Watching the original “Sound of Music” children on television today (who are now all in their 50s-60s) took me back to 1965 when I saw this film every weekend for the entire summer in my small town of Eastbourne in England.
My parents had separated and my English mother had whisked me back to her family; we ended up not returning to the States for four years. Life was very confusing to me then, so when I saw the ads for this film which had children (like me), AMERICAN children (like me) singing and dancing (like I wanted to do), I insisted my family take me to see the Grand Premiere at the large theater in Brighton. I was hooked.
When the film finally came to Eastbourne in the summer of ’65, I went every Saturday for three months where I could lose myself in the fantasy of being a Von Trapp child, escaping to a new life over the mountains of Austria. Of all the children, the one I was most admired was Louisa, played by actress Heather Menzies (center in photo).She was everything I wasn’t – graceful, tall, blonde, freckled – I thought she was a goddess.
When I got to finally meet my “idol” nearly 20 years later, it was pretty funny. I was hanging out with friends at a local Beverly Hills restaurant called Nibblers. It was just an upscale coffee shop but it was great for celebrity sightings (I’ll share my Alan Alda story another time). We had just finished lunch when I looked over and saw a couple sitting down side by side in an adjacent booth. It was Heather Menzies, I knew her in a heartbeat! She was with a cute dark haired man, actor Robert Urich who at that time was starring in “Vegas” as Dan Tana.

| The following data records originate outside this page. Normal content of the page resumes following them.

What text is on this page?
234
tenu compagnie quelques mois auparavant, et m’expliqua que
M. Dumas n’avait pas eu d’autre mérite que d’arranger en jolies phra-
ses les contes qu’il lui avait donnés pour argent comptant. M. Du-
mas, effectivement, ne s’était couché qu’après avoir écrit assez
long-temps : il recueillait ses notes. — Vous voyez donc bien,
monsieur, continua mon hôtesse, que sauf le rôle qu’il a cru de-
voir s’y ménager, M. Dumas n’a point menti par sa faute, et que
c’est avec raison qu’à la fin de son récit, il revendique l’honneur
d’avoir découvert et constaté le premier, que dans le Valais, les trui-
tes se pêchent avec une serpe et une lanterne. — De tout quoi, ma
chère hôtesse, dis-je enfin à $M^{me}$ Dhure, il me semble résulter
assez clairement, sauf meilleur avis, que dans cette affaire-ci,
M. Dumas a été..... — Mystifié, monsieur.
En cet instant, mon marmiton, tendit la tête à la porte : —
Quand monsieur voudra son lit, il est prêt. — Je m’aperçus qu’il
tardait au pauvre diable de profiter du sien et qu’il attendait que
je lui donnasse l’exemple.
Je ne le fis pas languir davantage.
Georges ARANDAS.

I found myself jumping up and marching over to their booth. They stopped eating and looked up at me expectantly.
“Aren’t you Heather Menzies?” I said.
“Yes…” she replied with a shy smile.
“Oh My God, you are my idol. I saw Sound of Music like fifty five times and it and you meant so much to me, it’s just so amazing to finally meet you…” I was babbling. I was also completely ignoring Urich, who seemed bemused and amused at this fan worship. Heather thanked me profusely for my words and just to throw him a bone, I said to Urich “And you’re doing pretty well yourself…but Heather! She’s amazing!” He took her hand, squeezed it and agreed with me.
They eventually married and started a family, son Ryan and daughter Emily. Sadly, Robert Urich died much too young of cancer and Heather has gone on to create the Robert Urich Foundation dedicated to cancer research, in particular sarcoma.
Funnily enough, years later I ended up working for the producers of “Gavilan,” one of the series Robert starred in for MGM-TV back in the 1980s and he was a terrific guy, as was his brother David who was also on the crew.
This was one of the times when meeting one’s idol was truly a “dream come true” instead of a disappointment. Thanks for the memories, Heather!